Education goes behind bars: Prison education programs

Maria Alegria (made with Canva)

Prison education programs help prisons start and continue their educational journey.

When people get incarcerated, their whole life gets put on pause. They are outcast from the world and forced to live in a cell. With their freedom they lose the privilege of education but now, there are programs trying to solve this problem.

There are many prison education programs that have a shared goal of helping prisoners and bettering their education. California Polytechnic Pomona University has one of these programs.

“PEP was founded in 2011. And what we decided to do is to bring knowledge into the prisons. But the knowledge that’s not remote knowledge, knowledge that is right in the backyards of these prisons,” Professor Renford Reese said, who is the director and head of the Prison Education Project (PEP) at Cal Poly Pomona.

He is referring to the institutions; colleges and universities that surround the prisons. 

“In the state of California, we have 34 prisons, and every prison has a community college and university within a 30-mile radius,” Reese said.What unites the higher education institutions and the prisons are programs like these. PEP is not like typical education programs in which professors just go into lectures. PEP brings students of all majors into the prisons to share what they have learned from the classes that they’ve taken.

Reese said,“Those are the classes that you’re taking every semester, so take you [college student] with this knowledge base, and bring you into the prisons, and let you expose what you’re learning with these in-custody individuals.”

Johana Roque is a graduating senior at the University of California Irvine who is also a session leader at PEP. 

As a leader she is in charge of assigning people tasks such as a specific lesson. Each lesson must be composed of power, love, and authenticity, Roque said. They aren’t teaching a regular group of people but ones who have lost hope or have been through the unimaginable.

“In February 2020 I met Dr. Yusef Salaam of the Exonerated Five and I recall I told him about PEP and asked him for advice and he said, ‘You need to humanize them through your time.’ I like to believe that is what I do,” Roque said. “I give them my time in hopes they feel valued and seen. My purpose in PEP is to give as much as I can, I never want or expect anything back – I only hope they choose to remain with PEP.”

The people who form part of PEP are there to help the inmates and help them in their educational path but this could not be achieved without the Pell Grant.

The Prison Education Program can be found on 14 of the CSU campuses. Other universities have their own version of the program such as Project Rebound which is for formerly incarcerated students.
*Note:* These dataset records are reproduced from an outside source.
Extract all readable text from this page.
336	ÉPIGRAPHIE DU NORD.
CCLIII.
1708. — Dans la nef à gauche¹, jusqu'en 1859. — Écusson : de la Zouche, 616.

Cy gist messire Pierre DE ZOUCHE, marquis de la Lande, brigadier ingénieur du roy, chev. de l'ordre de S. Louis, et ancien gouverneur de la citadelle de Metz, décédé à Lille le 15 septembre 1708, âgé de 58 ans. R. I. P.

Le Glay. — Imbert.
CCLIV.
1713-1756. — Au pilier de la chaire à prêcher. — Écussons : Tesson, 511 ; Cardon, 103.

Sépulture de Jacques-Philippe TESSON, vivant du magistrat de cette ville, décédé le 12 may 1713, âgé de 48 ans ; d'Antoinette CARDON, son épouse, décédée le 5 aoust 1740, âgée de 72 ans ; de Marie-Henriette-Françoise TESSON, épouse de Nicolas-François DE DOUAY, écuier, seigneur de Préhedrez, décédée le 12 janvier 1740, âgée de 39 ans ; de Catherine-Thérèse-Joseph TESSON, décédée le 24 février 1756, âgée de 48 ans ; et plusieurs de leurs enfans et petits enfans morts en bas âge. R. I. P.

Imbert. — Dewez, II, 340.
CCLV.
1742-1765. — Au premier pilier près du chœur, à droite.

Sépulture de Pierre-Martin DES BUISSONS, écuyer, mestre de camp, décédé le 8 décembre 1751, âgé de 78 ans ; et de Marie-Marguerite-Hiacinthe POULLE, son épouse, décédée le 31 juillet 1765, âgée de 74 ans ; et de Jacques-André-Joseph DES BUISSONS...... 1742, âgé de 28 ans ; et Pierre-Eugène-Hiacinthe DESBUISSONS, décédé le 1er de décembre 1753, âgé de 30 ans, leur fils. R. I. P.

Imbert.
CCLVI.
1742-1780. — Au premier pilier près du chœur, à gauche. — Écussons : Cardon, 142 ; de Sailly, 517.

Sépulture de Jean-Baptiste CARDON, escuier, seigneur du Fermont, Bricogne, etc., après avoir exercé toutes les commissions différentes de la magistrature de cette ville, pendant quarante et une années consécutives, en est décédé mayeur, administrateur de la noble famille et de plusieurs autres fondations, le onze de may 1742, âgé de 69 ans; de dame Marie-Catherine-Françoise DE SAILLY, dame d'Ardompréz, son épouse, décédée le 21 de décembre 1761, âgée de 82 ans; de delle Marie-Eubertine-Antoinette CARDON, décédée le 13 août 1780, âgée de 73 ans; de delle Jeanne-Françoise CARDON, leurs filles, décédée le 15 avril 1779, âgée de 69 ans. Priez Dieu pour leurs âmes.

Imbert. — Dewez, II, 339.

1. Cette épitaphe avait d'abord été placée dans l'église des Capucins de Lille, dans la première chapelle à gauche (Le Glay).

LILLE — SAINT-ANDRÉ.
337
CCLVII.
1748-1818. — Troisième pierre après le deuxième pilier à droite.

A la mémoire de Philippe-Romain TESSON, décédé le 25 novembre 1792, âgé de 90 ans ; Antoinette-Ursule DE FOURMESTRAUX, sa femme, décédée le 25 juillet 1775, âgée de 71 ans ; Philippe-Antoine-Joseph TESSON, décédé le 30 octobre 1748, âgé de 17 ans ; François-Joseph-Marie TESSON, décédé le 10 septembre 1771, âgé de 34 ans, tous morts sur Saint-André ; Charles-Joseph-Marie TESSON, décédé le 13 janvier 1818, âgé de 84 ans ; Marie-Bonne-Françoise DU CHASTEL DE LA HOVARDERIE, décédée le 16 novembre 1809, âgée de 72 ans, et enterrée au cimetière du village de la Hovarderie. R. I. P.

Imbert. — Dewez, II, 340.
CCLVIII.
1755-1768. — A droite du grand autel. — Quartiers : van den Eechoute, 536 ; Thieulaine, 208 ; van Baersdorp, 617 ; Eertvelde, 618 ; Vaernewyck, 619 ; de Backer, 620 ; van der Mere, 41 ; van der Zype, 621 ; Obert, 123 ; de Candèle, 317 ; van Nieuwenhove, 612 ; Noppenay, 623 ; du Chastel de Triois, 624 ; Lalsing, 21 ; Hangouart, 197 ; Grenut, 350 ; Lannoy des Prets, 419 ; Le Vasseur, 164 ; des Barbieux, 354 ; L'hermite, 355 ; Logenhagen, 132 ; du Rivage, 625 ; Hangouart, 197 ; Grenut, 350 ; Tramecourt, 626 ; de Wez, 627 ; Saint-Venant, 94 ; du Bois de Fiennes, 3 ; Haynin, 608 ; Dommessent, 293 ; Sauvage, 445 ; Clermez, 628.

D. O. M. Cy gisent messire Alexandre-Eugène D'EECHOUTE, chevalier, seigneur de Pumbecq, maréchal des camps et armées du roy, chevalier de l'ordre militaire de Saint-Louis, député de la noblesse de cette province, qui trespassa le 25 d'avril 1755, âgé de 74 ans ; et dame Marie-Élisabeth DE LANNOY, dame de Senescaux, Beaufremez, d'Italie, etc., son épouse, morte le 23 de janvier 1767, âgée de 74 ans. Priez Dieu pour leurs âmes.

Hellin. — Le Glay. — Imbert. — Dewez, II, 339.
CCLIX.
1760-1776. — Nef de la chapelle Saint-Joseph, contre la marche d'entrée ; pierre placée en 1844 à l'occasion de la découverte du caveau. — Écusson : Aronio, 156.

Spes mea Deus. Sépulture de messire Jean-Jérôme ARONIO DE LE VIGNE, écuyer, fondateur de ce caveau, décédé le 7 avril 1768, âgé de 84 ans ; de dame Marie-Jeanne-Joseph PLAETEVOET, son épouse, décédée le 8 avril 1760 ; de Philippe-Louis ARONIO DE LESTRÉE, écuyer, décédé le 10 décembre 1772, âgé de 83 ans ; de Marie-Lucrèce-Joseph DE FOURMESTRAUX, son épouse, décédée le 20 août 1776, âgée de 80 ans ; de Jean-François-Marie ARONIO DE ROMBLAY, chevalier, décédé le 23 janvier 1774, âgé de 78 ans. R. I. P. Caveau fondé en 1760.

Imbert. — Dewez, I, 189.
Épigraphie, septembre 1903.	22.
And these programs are offered through the Pell Grant in about 200+ universities according to the U.S. Department of Education.

The Pell Grant was not always available for inmates which can lead to issues regarding enrollment.

During Bill Clinton’s presidency, an act known as the Violent Crime Control and Law Enforcement Act of 1994 was made into law.  This act was created to help reduce violent crimes at the time which have been thought to be linked to the cocaine epidemic at the time according to Vox.

This act was very one sided and only helped a portion of the population and left the inmates themselves out of the picture because it relocated funds from the prison education programs into law enforcement and more. 

However, these education programs made it easier for prisoners to stay out of trouble once they’re released because they go back with an education and plans for their future. Getting back on their feet after being in prison is made easier with these programs.

“I believe if people gave PEP a chance they would see the beauty in what America deems to be so ‘ugly,’” Roque said. 

According to the Journal of Correctional Education 55(4), only 25% of inmates who receive an education during their time in prison return, which means that the majority do not.

In the Prison Education Program there is more than just the benefit of an education for the inmates but the privilege of a possible reduced sentence. There are credits called, “milestone credits” which are credits accumulated after the completion of the program.

“So let’s say you have a two year sentence, and you complete a class that milestone credit says you get two weeks off of your sentence. So you’re getting you’re going home two weeks early, and that’s that’s a real incentive for the people serving time on the inside,” Reese said.

For some inmates, it is their first time taking the time to learn and indulge in education.

“It has inspired them to, to study to read, because on the streets, you take these gangbangers in L.A., they’re grinding on the streets, and they’ve not really sat down to read a book. And the first time they read a book is when they’re in the penitentiary,” Reese said. 

Programs like PEP help these inmates start or continue their academic journey while in the facilities. They give inmates a second chance at their education and the education gives them a second shot at life.

“Education is a privilege but in America, it has also become an important part of the culture. A large sum of people believe that education is the path to success and if that is true why would we deny a group of people this opportunity to succeed,” Roque said.